Nothing could have solidified this idea more than going on GROW last summer, where I spent five weeks in Mae Sot, Thailand working with our partner, Social Action for Women. We learned that ATL, our translator, had the opportunity to go to college to study anything he wanted, and that he was choosing to study social work so that he could go back to his village in Burma and help children find ways to go to Thailand and obtain a high school education, as he had done several years earlier. We learned that Dr. Htin Zaw, who spoke here at Summit last year and currently has offers at both Johns Hopkins and UCLA, got just 4 hours of sleep every night because he knew that his patients needed him for the other 20 hours of the day. The staff of Social Action for Women work as hard as they do because they want more than anything to build a community in which Burmese migrants, who have been uprooted from their family, their country, everything that was familiar to them, can feel at home once again.

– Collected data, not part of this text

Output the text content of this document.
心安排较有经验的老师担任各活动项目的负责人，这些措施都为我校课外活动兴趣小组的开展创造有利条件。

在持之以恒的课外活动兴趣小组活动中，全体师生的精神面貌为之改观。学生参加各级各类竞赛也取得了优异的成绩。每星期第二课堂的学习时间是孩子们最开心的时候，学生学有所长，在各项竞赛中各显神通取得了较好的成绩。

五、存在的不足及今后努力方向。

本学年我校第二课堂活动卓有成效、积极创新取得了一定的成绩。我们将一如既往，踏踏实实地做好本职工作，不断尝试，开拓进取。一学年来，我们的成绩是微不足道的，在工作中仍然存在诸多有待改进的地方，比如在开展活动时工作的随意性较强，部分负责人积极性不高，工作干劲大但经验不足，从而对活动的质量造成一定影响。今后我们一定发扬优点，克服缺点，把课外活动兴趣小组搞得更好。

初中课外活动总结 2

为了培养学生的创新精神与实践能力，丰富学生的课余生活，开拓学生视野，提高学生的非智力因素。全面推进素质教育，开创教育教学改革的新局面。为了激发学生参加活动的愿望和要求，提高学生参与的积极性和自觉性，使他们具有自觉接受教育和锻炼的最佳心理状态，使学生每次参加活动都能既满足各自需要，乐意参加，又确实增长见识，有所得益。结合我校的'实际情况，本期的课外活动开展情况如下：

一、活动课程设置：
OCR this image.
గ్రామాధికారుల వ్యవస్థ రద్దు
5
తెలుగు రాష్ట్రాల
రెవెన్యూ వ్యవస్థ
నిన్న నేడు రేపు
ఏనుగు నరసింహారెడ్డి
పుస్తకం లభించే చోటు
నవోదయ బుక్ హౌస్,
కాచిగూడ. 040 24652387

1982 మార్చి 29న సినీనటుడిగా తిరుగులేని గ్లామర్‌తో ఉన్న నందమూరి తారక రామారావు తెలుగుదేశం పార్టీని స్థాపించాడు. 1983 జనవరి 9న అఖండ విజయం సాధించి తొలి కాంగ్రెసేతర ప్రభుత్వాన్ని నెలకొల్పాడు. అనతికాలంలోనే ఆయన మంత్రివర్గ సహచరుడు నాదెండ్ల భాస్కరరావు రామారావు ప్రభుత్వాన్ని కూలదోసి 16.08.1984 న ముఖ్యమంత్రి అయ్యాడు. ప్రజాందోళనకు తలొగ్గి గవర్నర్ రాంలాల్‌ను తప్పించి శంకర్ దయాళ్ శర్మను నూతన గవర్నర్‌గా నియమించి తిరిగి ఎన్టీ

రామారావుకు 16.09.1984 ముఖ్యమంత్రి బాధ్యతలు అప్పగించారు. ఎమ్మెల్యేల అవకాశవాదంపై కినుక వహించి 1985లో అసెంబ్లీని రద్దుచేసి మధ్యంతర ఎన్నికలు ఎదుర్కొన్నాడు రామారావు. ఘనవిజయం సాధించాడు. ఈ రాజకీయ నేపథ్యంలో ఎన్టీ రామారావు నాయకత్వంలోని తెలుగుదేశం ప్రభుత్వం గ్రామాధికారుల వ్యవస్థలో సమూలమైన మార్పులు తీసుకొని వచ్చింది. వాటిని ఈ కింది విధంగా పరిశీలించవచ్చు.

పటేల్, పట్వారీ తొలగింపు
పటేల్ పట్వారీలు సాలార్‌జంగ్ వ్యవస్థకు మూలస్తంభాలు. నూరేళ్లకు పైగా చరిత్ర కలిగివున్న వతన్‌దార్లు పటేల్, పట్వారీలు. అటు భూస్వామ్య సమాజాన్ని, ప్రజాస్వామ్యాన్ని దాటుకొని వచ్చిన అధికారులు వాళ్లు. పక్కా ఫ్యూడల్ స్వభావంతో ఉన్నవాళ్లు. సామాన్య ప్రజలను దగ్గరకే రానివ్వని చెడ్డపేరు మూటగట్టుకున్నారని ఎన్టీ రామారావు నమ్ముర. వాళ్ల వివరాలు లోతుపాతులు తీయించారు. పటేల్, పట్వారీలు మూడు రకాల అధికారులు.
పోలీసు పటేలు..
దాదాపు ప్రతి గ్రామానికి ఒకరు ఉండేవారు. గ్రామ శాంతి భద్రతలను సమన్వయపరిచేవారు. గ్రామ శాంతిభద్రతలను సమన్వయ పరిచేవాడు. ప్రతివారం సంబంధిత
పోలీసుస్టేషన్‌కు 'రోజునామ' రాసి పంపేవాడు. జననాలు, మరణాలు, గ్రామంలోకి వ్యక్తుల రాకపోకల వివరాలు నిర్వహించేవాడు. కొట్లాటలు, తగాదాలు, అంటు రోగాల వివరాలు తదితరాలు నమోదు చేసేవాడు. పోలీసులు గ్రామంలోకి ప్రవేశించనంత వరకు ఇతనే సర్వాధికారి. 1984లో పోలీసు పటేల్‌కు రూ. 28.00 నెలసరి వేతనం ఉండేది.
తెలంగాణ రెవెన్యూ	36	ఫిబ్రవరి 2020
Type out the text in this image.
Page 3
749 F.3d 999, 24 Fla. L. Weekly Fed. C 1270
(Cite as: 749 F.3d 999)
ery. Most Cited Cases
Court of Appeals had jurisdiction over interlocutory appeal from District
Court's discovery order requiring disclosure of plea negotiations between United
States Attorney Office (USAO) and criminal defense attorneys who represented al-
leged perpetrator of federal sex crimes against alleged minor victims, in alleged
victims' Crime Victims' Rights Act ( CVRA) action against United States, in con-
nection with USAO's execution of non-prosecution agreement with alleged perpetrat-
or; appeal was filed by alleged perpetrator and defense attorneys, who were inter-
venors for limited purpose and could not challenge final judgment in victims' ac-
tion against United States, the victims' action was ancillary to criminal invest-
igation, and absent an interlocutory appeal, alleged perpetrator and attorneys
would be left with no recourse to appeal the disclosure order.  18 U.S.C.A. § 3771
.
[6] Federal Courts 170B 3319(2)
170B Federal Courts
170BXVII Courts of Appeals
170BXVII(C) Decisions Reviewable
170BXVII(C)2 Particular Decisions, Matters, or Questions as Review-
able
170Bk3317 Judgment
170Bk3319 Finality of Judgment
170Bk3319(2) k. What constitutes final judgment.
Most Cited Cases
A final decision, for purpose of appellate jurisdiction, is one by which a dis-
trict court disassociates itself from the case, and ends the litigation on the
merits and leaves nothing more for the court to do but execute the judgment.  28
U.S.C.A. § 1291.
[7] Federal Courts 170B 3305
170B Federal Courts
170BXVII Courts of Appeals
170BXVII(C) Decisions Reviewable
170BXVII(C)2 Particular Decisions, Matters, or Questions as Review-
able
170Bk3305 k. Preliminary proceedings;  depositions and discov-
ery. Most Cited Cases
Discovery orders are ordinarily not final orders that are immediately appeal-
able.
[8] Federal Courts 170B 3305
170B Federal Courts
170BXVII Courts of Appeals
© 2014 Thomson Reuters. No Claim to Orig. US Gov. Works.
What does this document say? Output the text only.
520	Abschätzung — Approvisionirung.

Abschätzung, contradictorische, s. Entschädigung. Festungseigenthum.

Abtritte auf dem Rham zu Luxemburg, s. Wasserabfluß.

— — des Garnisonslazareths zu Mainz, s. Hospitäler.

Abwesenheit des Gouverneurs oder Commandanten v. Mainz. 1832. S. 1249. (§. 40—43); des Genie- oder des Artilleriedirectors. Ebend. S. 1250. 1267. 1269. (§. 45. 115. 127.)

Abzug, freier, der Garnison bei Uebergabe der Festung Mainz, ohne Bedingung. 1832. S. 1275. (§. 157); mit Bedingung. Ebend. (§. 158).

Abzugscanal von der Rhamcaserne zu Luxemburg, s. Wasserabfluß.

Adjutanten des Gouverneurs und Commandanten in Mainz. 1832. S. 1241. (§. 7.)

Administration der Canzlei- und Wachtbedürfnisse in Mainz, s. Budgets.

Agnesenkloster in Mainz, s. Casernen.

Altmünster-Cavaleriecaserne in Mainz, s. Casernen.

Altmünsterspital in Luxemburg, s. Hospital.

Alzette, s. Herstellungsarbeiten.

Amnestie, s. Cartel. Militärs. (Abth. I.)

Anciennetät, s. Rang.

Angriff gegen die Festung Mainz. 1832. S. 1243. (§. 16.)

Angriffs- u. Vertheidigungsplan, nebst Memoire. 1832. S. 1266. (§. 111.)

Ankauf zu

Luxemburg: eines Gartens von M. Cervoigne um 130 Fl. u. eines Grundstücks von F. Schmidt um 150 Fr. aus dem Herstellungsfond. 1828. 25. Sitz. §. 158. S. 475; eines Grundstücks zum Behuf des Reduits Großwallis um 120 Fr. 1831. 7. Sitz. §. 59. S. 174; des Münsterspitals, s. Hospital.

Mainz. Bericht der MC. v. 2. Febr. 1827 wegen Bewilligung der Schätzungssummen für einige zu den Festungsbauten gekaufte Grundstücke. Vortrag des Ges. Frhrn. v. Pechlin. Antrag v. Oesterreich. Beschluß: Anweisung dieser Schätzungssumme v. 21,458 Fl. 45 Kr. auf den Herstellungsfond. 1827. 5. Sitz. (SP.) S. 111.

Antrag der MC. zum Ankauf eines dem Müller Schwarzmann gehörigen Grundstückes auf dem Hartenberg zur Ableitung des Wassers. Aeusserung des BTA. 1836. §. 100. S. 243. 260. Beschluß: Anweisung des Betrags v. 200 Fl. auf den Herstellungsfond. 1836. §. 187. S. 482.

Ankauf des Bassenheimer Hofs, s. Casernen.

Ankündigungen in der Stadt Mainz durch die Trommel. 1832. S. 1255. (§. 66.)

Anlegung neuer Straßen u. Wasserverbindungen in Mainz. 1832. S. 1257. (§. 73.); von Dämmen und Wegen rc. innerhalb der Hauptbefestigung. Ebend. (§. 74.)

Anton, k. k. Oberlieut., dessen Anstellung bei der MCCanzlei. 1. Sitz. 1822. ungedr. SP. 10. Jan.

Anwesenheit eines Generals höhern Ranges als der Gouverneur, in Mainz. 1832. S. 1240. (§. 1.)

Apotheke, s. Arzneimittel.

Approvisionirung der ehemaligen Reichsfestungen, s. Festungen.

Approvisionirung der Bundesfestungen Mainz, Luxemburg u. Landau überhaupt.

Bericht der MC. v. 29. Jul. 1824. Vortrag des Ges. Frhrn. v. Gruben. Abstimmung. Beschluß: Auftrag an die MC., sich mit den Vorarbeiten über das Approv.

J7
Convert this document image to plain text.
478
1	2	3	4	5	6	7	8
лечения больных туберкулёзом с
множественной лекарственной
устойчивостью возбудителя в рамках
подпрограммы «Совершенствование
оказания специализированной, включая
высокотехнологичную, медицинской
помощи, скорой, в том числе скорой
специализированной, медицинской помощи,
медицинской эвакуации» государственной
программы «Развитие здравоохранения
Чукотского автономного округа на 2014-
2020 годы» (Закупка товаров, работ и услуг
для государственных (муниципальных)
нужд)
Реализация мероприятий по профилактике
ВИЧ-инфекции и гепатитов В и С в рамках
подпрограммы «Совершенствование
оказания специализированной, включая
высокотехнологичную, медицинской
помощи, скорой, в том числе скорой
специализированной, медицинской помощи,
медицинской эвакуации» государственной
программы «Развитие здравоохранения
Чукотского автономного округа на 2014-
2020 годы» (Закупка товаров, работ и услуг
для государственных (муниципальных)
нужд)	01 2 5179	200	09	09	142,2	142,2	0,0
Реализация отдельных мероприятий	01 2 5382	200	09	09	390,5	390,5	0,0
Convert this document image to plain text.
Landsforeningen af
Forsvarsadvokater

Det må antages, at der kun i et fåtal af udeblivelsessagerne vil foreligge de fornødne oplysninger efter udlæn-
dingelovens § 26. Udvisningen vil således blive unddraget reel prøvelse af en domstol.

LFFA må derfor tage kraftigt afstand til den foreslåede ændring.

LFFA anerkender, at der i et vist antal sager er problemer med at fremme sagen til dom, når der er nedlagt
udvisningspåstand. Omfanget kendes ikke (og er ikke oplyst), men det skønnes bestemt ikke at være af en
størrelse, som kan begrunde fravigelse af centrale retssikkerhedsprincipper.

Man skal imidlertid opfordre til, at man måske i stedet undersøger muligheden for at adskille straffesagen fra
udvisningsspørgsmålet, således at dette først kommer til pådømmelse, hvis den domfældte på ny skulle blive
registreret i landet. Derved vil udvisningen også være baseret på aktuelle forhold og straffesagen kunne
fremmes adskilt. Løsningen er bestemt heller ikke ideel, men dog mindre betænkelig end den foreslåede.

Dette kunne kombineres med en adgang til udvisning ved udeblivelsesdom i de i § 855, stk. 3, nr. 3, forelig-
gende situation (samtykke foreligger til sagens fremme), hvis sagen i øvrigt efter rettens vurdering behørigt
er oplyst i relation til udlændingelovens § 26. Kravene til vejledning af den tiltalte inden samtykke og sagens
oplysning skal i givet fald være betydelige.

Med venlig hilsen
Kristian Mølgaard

Once I understood this, I began to reflect on my own commitment to my community in Cincinnati. What was I doing to deconstruct the structural racism that can be seen in everything from the public school system to the way that neighborhoods are designed to the chosen locations of grocery stores? How could I do more to push back against the oppressive systems that exist right in my own home? I realized that social injustices abroad were connected to the ones at home – they are maintained by the same forces that oppress people everywhere. Through this realization, I’ve decided to stay in Cincinnati to do an MD/PhD program, where I will do a PhD in Sociology with a focus on understanding access, and lack thereof, to reproductive health care for women of color in high-prevalence HIV neighborhoods. If you had told me two years ago that I would soon be choosing, willingly, to live in Cincinnati for another 8 years after college I wouldn’t have believed you. But I realize now how much I have been allowed to grow and bloom there, and I want to work throughout my education to make that freedom to thrive and to grow accessible to people for whom it currently is not.

Being involved with GlobeMed has made me believe that I can do something about the health disparities that exist throughout the world and the oppressive systems that perpetuate these disparities. It’s made me believe that no amount of progress is too small, that no person is too powerless to make a change in their community if that is what they are committed to doing. For all of this I would like to say thank you. Thank you to my chapter at the University of Cincinnati for giving me permission to be my true and complete self. Thank you to SAW for showing me what it means to be dedicated to the roots from which I have come. And thank you to the network – the family – of GlobeMed as a whole for teaching me what it means to be a compassionate, radical citizen of the world, and for making me believe that even as change occurs, you will always be a home to me.